Nieudolność i biurokracja

Polska posiada największe w Europie zasoby gazu ze złóż łupkowych, wynoszące nawet 5,3 biliona metrów sześciennych – taka teza została ogłoszona w kwietniu 2011 r. przez analityków amerykańskiego Departamentu Energii, w raporcie Energy Information Administration.

Już rok później Państwowy Instytut Geologiczny powołując się na archiwalne dane zebrane w latach 1950-1990 z 39 otworów rozpoznawczych podał, że zasoby są jednak trochę mniej okazałe – najpewniej wynoszą od 346 – 768 miliardów m3. Szacunki te potwierdzono w 2015 r. Przy rocznym zużyciu około 15 miliardów m3 nawet te okrojone wartości budziły zachwyt. Rozgorzała nadzieja na wolność energetyczną, na emerytury wypłacane z eksportu surowca – jak prognozował ówczesny premier Donald Tusk. Niestety, jedyne co spektakularnie zapłonęło, to właśnie nadzieja.

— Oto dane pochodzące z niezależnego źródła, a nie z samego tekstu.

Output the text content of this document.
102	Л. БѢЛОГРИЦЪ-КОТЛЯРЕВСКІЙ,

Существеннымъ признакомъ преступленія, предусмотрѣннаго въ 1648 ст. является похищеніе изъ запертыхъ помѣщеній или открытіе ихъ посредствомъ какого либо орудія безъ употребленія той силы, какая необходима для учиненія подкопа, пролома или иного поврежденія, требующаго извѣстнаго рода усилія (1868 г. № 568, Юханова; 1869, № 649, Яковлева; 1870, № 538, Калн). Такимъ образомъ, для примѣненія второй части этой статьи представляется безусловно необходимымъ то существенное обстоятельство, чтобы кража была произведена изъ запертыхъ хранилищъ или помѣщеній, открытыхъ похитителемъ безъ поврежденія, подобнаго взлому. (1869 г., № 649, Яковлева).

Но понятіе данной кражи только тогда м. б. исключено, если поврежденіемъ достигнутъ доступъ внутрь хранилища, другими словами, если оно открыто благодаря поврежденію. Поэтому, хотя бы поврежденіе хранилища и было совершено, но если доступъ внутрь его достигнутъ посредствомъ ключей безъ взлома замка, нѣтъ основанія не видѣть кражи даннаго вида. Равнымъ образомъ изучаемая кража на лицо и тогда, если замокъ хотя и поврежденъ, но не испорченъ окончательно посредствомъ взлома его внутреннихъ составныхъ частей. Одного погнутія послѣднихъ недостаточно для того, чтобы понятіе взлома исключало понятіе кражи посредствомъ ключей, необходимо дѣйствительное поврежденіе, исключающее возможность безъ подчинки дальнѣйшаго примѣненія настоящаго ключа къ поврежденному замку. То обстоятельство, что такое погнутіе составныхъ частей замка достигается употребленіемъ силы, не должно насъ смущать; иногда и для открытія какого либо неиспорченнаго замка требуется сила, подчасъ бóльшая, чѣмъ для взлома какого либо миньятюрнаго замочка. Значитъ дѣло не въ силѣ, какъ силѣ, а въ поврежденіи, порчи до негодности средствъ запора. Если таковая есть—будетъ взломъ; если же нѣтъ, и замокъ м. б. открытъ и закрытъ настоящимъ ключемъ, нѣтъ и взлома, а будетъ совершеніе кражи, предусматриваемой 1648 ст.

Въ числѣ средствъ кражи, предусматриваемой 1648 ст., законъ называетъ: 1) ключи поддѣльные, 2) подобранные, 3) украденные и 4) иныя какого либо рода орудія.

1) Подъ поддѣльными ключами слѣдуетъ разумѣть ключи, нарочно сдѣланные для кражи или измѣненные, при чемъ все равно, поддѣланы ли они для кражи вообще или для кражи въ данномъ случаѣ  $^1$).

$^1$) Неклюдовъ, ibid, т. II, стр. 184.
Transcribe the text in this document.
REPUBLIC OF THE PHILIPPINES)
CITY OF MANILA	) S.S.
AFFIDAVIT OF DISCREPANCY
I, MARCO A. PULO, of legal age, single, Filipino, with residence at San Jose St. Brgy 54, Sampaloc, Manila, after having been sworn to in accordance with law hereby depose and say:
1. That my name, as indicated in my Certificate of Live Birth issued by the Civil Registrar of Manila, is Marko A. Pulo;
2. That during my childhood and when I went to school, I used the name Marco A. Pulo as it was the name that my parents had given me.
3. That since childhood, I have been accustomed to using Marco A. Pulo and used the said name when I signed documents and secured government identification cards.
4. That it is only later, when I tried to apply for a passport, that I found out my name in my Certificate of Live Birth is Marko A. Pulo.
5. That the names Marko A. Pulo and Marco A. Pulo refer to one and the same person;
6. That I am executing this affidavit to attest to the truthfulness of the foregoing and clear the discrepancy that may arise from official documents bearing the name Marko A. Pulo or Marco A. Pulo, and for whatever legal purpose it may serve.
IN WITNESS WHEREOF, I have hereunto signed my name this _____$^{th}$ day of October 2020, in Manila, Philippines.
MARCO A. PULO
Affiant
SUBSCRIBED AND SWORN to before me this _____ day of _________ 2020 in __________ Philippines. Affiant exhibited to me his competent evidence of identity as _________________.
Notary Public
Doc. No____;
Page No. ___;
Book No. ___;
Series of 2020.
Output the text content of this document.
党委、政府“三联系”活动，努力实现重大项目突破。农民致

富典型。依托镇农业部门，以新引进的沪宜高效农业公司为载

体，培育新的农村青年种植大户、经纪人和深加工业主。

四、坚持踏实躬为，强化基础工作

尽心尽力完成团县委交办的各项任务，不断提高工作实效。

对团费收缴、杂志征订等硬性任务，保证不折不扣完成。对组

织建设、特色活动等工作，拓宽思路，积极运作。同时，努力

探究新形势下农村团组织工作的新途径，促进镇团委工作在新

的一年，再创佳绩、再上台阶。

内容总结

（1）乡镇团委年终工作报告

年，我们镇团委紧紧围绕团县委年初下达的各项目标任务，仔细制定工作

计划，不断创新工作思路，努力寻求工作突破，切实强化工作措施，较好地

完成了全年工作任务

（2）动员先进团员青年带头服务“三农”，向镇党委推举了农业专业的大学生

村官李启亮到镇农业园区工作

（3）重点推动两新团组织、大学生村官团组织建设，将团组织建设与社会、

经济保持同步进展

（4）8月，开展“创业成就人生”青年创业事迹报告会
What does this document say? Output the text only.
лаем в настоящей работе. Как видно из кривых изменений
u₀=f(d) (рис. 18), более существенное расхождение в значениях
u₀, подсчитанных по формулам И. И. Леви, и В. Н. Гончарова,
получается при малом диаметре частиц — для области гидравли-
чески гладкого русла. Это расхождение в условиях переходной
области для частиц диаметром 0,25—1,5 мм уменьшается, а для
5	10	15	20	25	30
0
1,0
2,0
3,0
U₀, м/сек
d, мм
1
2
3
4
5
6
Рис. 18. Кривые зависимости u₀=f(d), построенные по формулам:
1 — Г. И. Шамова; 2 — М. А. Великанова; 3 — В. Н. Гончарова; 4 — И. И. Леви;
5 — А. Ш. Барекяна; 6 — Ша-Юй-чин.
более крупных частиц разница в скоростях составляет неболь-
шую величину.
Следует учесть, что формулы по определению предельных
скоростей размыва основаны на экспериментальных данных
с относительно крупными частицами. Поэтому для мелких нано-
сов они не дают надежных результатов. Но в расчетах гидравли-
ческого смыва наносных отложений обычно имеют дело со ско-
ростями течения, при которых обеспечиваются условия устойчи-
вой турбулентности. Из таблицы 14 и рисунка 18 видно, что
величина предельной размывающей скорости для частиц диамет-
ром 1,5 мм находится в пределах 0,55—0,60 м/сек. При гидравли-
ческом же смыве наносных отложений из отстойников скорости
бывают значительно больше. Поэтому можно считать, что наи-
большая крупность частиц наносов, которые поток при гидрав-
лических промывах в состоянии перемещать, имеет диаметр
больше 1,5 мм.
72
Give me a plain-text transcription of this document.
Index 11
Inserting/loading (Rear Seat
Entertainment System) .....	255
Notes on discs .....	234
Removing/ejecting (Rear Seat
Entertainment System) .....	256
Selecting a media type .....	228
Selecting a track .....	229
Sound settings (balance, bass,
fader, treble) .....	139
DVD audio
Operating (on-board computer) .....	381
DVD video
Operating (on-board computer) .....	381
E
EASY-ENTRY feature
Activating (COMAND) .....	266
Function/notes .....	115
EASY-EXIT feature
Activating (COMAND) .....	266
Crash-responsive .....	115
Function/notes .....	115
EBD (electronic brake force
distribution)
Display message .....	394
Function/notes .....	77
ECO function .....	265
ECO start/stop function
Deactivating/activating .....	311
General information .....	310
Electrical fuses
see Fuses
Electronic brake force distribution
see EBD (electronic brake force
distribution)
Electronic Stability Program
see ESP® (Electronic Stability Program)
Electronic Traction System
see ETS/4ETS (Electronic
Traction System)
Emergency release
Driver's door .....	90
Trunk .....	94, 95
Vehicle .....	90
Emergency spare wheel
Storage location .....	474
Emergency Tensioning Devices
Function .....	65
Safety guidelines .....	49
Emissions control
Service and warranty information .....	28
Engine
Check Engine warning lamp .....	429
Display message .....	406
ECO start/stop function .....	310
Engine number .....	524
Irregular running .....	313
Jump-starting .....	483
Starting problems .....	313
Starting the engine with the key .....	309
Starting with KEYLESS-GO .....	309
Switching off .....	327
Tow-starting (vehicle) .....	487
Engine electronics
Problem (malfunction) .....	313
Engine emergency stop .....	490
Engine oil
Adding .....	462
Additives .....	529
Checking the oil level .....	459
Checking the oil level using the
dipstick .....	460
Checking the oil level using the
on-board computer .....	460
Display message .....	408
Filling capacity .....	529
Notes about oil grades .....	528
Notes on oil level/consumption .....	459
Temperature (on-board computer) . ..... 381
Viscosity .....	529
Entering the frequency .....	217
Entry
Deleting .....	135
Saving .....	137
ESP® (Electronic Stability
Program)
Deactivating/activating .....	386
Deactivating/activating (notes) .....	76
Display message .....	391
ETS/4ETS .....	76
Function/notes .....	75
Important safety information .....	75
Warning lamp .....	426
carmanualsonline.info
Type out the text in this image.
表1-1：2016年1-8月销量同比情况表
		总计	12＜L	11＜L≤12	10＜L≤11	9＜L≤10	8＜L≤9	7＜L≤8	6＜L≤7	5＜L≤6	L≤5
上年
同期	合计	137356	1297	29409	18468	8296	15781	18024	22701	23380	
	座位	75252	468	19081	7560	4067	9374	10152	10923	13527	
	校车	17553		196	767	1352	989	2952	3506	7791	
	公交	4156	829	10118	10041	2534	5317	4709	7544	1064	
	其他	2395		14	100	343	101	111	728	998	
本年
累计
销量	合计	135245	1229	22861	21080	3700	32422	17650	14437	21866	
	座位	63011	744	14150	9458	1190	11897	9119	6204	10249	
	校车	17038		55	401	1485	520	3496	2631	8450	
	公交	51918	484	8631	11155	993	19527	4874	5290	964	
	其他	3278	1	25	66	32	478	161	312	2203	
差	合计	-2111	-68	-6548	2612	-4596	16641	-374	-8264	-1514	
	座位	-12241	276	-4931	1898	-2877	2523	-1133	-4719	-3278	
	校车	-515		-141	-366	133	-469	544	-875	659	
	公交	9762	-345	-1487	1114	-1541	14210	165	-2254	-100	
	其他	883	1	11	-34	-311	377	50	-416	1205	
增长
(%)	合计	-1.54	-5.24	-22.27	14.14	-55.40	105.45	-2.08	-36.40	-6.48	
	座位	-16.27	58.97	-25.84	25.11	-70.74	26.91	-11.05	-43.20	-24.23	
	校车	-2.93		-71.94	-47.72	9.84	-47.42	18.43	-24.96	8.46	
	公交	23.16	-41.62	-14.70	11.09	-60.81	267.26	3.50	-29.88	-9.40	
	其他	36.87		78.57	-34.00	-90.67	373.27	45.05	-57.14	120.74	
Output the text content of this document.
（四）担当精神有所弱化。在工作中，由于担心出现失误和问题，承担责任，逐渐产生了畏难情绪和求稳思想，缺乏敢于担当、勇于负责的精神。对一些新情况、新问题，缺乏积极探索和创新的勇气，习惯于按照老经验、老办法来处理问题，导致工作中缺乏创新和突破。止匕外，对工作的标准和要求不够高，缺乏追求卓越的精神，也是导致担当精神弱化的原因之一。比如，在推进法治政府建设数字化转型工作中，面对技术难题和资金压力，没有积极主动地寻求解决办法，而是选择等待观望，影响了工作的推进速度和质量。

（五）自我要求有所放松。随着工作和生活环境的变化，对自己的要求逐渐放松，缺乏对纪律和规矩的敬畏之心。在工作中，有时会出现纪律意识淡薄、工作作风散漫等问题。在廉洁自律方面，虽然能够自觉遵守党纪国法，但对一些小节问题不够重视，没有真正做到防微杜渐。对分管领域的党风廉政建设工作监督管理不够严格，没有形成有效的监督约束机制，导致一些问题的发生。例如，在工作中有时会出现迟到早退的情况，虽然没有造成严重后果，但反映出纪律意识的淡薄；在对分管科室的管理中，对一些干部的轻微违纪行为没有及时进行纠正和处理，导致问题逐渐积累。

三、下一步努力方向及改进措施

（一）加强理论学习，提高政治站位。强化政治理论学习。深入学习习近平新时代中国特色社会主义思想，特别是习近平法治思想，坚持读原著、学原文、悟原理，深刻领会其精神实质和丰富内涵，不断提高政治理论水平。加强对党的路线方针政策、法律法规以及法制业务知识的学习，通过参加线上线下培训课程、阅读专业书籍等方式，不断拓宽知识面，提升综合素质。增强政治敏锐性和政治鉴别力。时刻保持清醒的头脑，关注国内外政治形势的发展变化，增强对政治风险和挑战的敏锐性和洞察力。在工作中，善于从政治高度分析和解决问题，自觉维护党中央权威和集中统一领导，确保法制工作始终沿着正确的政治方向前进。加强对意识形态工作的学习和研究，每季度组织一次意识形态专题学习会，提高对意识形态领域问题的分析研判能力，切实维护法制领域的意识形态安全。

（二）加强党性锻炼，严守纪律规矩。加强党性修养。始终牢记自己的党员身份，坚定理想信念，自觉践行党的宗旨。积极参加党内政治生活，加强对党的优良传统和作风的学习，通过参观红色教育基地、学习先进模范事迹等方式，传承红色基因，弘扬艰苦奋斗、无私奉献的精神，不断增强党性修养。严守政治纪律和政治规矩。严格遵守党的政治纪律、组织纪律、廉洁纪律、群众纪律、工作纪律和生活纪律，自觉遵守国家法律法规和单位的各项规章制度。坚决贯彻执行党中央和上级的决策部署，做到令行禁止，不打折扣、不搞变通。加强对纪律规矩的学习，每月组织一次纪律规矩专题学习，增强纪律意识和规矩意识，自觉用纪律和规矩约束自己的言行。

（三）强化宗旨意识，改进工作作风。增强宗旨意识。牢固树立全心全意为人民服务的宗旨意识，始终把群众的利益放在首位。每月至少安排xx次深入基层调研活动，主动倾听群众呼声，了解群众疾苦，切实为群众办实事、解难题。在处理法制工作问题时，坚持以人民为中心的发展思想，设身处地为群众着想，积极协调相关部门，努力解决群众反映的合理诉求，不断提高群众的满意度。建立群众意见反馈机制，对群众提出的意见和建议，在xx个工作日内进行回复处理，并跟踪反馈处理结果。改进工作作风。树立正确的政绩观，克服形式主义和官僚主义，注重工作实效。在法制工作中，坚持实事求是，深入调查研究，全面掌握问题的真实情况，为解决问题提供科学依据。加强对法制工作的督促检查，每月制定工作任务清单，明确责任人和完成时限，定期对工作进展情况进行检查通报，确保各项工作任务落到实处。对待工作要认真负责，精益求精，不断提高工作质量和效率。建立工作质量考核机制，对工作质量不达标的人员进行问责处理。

Papierowy sukces… ma wielu ojców
Pod koniec ubiegłego roku, w grudniu, miał się ukazać najnowszy raport PIG podający ostateczne dane dotyczące zasobów. Dokument nie został jednak opublikowany. Powodem może być przede wszystkim fakt, że nie bardzo byłoby co publikować. Aby oddać rzetelnie w liczbach faktyczną gazonośność polskich skał łupkowych należy wykonać kilkaset odwiertów (minimum 200). Do tej pory udało się zrealizować jedynie 72 – zarówno wykonanych przez polski, jak i zagraniczny kapitał. W 2014 r. było to 15 odwiertów, w 2015 już tylko 4. To zbyt mało aby podawać do publicznej wiadomości wartości wiążące. Opublikowany dwa lata temu raport Najwyższej Izby Kontroli, nie pozostawił suchej nitki, zarówno na administracji publicznej, jak i sposobie prowadzenia badań odwiertów – z dostarczonych do PIG 13 próbek skał 12 nie nadawało się do analizy, a ostatnia nie była właściwie oznakowana. Brakowało podstawowych informacji o pochodzeniu i głębokości odwiertu. Powód? PIG nie został upoważniony do otrzymywania próbek od spółek poszukiwawczych. To aspekty technologiczne całego zamieszania, jednak poszukiwania miały również swoją polityczną stronę.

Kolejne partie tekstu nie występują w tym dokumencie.